The Student News Site of Tarrant County College

The Collegian

The Student News Site of Tarrant County College

The Collegian

The Student News Site of Tarrant County College

The Collegian

Domestic abuse rising, officer says

By Charles Swanigon/reporter

Family violence has an impact on a wide range of people, not just the victims, an Arlington Police Department spokeswoman said recently.

“Family violence also affects the abuser, the family and the community,” Derrelynn Perryman, victim assistance coordinator, said during an April 3 NE Campus presentation on family violence.

Warning signs indicate family violence may be occurring or likely to escalate, but there are intervening techniques for victims or suspected victims.

Perryman said 92 percent of women in America say reducing domestic violence and sexual assault “should be our top priority.” Between February 1996 and 2005, the National Domestic Violence Hotline received more than 1.3 million calls.

The state of Texas alone had 186,868 incidents in 2006, Perryman said.

“One hundred twenty women were killed by their intimate partner,” she said.

Perryman said 12,356 adults received shelter from their abusive relationships, and 16,968 children received shelter. In addition, 23 percent of adults were denied shelter because of lack of space.

Another 36,250 received other help, such as counseling and legal advocacy.

Approximately 1.5 million women are raped and/or physically assaulted by an intimate partner each year in the United States, according to a report from the National Institute of Justice in July 2000. 

“Women are less likely to be victims of violent crimes overall, but are five to eight times more likely to be victimized by an intimate partner,” Perryman said.

On average, three women are murdered every day by husbands or boyfriends.

“In 1996, 30 percent of all female murder victims were killed by their husbands or boyfriends,” she said.

Family violence affects children as well. According to a report of the American Psychological Association Presidential Task Force on Violence and the Family, children exposed to family violence run a strong risk of transmitting violent behavior from one generation to the next.

Dating violence among adolescent girls increases the likelihood that a girl will abuse drugs and/or alcohol, develop an eating disorder, consider committing suicide and engage in risky sexual behavior. One in five adolescent girls will be physically and/or sexually abused in a dating relationship, and 40 percent of teenage girls, age 14 to 17, report knowing someone their age who have been hit or beaten by a boyfriend, according to theJournal of the American Medical Association.

“ Over 500,000 women are stalked by an intimate partner each year in the U.S.,” Perryman said.

Women are significantly more likely than men to be stalked by intimate partners with 78 percent of stalking victims women.

Perryman said violence often shifts to the children in the course of parental fighting.

“Accidental abuse happens during the course of parental fighting,” she said, “for example, if a mother drops her infant during a fight or the child is accidentally hit.”

Children are often blamed for marital problems, Perryman said. Disappointment in the relationship can shift to disappointment in the child.
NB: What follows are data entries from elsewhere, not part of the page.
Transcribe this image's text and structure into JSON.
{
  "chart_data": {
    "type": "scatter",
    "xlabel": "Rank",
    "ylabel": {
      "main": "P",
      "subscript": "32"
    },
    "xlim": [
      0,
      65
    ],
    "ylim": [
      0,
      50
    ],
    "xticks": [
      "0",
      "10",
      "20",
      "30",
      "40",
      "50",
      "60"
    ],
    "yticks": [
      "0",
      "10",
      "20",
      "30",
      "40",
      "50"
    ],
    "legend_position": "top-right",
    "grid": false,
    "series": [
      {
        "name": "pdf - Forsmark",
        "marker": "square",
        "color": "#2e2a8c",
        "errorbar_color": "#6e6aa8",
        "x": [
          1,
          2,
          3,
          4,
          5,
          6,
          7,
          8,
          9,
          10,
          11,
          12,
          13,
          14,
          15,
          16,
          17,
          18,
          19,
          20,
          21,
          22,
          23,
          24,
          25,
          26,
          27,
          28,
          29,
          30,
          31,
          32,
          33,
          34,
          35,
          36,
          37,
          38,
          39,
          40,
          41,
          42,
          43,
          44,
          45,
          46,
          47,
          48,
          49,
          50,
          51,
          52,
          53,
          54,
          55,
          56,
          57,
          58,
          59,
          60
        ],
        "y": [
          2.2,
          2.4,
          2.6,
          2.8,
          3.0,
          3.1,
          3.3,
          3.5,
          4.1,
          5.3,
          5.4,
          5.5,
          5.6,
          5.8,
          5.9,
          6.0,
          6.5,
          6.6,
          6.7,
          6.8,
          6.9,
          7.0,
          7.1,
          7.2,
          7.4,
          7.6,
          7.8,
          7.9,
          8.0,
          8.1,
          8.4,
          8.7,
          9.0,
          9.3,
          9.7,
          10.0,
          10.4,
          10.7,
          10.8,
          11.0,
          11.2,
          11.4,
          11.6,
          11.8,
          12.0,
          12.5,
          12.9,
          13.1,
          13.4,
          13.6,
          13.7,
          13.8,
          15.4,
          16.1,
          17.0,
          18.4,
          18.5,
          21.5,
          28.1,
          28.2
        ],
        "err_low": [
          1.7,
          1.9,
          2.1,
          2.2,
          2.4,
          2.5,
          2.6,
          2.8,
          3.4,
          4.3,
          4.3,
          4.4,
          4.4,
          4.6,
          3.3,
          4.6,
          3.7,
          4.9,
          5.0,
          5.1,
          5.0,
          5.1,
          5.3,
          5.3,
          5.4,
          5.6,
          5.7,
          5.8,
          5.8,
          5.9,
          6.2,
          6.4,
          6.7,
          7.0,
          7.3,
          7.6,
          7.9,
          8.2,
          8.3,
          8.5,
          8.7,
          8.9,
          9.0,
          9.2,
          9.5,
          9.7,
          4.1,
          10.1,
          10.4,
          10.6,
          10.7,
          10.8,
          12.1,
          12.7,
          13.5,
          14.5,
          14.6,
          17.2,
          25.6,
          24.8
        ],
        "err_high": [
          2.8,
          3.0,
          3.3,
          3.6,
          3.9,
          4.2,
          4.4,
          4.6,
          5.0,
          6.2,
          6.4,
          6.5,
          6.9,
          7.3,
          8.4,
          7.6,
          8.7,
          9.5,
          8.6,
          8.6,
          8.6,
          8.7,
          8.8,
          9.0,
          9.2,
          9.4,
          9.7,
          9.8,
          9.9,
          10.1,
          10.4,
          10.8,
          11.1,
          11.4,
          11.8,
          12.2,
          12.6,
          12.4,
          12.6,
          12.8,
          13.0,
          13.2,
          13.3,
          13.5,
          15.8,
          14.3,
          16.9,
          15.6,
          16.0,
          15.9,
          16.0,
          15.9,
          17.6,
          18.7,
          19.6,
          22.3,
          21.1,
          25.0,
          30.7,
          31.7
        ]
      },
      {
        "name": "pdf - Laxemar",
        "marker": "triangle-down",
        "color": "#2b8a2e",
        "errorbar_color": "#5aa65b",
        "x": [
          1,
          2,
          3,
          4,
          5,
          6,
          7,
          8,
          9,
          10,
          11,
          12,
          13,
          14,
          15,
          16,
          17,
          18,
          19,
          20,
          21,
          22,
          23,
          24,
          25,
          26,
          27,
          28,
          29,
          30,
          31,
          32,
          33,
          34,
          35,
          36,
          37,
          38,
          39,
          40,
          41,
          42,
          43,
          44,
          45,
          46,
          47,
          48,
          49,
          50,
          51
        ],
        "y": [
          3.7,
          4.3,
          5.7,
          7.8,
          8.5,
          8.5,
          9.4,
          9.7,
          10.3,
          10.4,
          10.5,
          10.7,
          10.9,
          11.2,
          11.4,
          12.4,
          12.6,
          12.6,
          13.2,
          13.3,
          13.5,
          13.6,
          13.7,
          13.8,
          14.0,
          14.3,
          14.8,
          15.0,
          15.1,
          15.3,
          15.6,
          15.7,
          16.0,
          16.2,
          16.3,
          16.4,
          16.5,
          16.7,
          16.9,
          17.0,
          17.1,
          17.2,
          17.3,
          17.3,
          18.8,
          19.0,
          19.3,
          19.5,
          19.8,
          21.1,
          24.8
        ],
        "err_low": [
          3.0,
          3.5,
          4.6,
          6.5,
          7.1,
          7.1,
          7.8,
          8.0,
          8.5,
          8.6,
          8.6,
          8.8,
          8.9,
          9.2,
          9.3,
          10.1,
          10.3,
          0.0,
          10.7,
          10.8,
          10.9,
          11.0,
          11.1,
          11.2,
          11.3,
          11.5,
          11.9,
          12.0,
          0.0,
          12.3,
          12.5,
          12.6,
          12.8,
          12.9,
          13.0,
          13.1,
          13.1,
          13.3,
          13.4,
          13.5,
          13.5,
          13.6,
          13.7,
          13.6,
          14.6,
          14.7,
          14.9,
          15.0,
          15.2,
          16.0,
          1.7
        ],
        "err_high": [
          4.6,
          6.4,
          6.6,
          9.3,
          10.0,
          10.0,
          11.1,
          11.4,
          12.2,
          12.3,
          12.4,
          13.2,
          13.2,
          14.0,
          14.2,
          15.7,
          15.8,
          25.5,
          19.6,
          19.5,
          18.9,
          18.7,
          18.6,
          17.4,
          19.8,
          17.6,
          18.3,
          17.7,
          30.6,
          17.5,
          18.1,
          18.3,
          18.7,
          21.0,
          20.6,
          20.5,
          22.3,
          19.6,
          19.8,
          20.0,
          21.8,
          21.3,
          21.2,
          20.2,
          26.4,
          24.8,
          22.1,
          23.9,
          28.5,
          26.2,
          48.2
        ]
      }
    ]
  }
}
Often when a victim of family violence cannot retaliate against the batterer, she takes her aggressions out on the child. Of course, Perryman said, the child will be included as a target of violence.

“The children are made to feel that they are responsible for all this,” she said.

Sexual abuse in violent families may be sanctioned by the other parent, Perryman said.

“Father-daughter incest is most common,” she said.

The wife may be aware of the incestuous activity, but does not intervene. However, Perryman said some spouses might not be aware of sexual abuse because they are too worried about their own survival.

Perryman said children exposed to family violence exhibit certain behavior. Brain development in infants is negatively affected by living with exposure to family violence.

Sometimes children will run away to escape their home situation, and violent behavior toward their parents can occur as teens and/or adults.

School becomes a place where children display frustration about their home life through violence against other children, animals or adults.

Theft and destruction of property are also common signs of family violence.

Introverted behavior is an attempt to avoid attention, Perryman said. This makes abuse hard to recognize. These children often fail to attend school. They stay home in an effort to protect one of the parents from the other.

“If they are present, then the fighting will not occur,” she said. “Older children from violent families may engage in excessive use of alcohol and drugs.”

When these children become adults, they might abuse their own children and/or spouses. More than half of children whose mothers are battered are likely to be abused themselves, and 76 percent of all crimes against persons are committed by juveniles from violent homes. Children who witness domestic violence between parents are up to 1,000 times more likely to be in violent relationships themselves.